Interpro 98.0:updates

Written on by Typhaine Paysan-Lafosse

This release includes new features and improvements to the InterPro website. The list of changes is detailed below. If you have any feedback or suggestions, please contact us.

You can follow us on social media: X: @InterProDB, LinkedIn: InterPro/Pfam for the latest updates.

Post content

Data updates

In this release, we have updated PROSITE patterns, PROSITE profiles and HAMAP to version 2023_05, and updated InterPro entries accordingly. We also have integrated 245 new signatures from the PROSITE profiles (23), NCBIfam (144), Pfam (7), PANTHER (9), HAMAP (1), CDD (61) databases.

New features

New formats for sequence search batch downloads

As you may be aware, it is possible to submit several sequences simultaneously to the InterPro sequence search. When using this feature, the outcomes for all the sequences can be downloaded together. Once the search is finished, the output can be obtained in FASTA, TSV, XML, GFF, and JSON formats for a duration of 7 days through the Group Actions button (Figure 1). Subsequently, the output can be acquired in JSON format.

List of jobs as shown in interPro release 98 Figure 1. Different download options for a multiple sequences search.

Representative domains in sequence search results

The Representative Domains track enables to easily visualise the different domains composing a protein. This feature was previously accessible in the protein viewer located on the Protein and Structure pages and AlphaFold subpages. Now, it is also accessible in the viewer displaying the outcomes of a sequence search. This is possible thanks to changes in the latest version of InterProScan, which flags the representative domains in its results.

Consistent categories in the protein sequence viewer

We have harmonised the organisation of the different categories shown in the protein sequence viewer for protein, structure and AlphaFold pages. The categories include:

  • Representative Domains
  • Family
  • Domain
  • Homologous superfamily
  • Repeat
  • Site
  • Unintegrated
  • Other features
  • External resources
  • Residues
  • Other residues

Search by Domain Architecture

The Search by Domain Architecture allows searching for proteins with a particular set of domains. Following user requests, we have added the functionality to download the different domain architectures returned by the search (Figure 2) or found in the Domain Architectures tab of InterPro and Pfam entry pages in TSV and JSON formats using the Export button in the bottom-right corner of Figure 2.

InterPro search by domain architecture functionalities Figure 2. Illustration of how to use the InterPro Search by Domain architecture.

Contact us page

To simplify the process of reaching out to us, we’ve added a Contact us tab to the website header menu, providing direct links to our helpdesks and social media accounts.

Addition of Gene name for protein

In the Overview section of a protein page, we have added information about the gene name encoding the protein. Additionally, the gene name is also shown in tables listing proteins throughout the website (Figure 3).

Example of a table showing a list of proteins and their gene name. Figure 3. Gene names displayed in the list of proteins for InterPro IPR000003.

AI-generated descriptions

We have slightly changed the way we indicate whether a description is generated automatically or not. If at least one of the paragraphs was generated by AI, you may see the following flags:

  • AI-generated reviewed: the information provided in the description has been verified by an expert curator.
  • AI-generated unreviewed and orange line on the left-hand side: the information provided in the description hasn’t been verified by an expert curator (Figure 4).
  • Expert-curated: the description has been written by an expert curator.

For more details regarding AI-generated descriptions, you can refer to the InterPro documentation.
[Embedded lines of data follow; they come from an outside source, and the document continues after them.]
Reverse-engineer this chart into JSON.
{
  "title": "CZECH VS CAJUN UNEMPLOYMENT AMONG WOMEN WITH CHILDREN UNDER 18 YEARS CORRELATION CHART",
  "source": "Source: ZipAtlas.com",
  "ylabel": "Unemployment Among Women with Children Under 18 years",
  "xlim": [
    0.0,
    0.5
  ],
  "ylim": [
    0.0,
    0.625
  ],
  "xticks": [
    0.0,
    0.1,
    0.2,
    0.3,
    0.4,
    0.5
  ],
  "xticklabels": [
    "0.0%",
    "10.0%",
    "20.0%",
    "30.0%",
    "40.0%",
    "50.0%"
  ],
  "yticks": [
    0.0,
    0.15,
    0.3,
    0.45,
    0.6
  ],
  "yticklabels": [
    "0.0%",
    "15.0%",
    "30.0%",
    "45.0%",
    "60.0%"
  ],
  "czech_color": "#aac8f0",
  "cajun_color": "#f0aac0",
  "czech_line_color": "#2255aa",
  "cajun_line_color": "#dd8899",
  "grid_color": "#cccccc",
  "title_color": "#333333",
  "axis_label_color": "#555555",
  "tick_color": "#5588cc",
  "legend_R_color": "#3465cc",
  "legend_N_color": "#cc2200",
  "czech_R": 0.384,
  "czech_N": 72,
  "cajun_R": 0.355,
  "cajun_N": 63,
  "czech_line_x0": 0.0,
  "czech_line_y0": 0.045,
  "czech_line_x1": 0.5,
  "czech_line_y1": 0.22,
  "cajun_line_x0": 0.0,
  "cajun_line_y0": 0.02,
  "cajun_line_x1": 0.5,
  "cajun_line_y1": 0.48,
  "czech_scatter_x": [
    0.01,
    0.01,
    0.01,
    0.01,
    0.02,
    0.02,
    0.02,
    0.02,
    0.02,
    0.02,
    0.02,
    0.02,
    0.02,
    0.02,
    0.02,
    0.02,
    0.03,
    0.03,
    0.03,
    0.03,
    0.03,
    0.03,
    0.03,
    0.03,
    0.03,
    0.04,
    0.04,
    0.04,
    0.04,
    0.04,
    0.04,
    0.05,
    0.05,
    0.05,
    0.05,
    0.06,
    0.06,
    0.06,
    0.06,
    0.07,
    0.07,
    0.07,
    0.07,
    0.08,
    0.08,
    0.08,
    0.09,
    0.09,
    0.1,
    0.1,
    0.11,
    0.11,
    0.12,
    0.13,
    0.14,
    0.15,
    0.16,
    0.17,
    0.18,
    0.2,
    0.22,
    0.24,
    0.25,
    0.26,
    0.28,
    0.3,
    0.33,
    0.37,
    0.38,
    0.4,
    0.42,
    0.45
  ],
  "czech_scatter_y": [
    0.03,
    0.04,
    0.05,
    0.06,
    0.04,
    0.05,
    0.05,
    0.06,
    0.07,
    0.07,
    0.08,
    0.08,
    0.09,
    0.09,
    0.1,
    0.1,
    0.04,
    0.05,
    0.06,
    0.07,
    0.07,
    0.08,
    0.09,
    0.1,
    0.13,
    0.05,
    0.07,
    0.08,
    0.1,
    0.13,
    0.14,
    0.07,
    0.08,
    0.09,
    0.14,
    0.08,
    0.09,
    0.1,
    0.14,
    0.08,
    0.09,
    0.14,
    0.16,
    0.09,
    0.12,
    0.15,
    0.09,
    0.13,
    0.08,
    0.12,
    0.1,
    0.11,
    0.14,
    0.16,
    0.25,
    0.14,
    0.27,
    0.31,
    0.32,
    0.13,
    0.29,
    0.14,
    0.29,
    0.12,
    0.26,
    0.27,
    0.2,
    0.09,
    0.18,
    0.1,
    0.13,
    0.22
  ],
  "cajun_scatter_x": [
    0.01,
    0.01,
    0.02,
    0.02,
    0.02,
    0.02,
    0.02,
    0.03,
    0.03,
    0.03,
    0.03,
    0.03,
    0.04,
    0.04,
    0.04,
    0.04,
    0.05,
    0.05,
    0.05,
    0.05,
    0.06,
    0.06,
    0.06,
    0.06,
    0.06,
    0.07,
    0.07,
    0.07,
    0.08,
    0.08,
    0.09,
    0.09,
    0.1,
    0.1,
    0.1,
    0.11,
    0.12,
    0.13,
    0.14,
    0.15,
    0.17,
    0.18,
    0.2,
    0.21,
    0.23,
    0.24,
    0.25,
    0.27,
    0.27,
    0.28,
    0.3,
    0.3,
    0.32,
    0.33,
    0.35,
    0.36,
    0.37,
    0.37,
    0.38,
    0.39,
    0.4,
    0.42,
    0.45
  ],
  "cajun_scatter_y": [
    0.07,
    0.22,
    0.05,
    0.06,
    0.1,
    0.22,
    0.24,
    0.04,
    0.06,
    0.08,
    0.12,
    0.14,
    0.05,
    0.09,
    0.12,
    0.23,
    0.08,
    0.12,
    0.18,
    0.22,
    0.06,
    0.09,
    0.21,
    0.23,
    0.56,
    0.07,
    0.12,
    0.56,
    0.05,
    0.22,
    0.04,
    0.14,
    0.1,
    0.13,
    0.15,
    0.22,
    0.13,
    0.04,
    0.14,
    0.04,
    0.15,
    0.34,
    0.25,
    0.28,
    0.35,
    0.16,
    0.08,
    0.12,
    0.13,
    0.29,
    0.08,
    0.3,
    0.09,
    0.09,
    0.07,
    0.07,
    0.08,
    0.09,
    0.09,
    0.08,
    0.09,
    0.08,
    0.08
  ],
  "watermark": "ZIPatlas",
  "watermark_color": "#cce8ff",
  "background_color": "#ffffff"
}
Example of labels shown around an AI-generated PANTHER entry description Figure 4. Example of an AI-generated description (PTHR10055).

Under the hood

We continue our efforts to update the code base of our website. In this release, we upgraded all the dependencies to their latest version and continued the slow but steady migration to TypeScript.

The migration task includes updating the CSS framework. Given that we are doing the migration in gradual steps, it is expected to have a few mismatched design objects, such as buttons on the same page with two different styles. We are working to keep these cases to a minimum. Thank you for your understanding.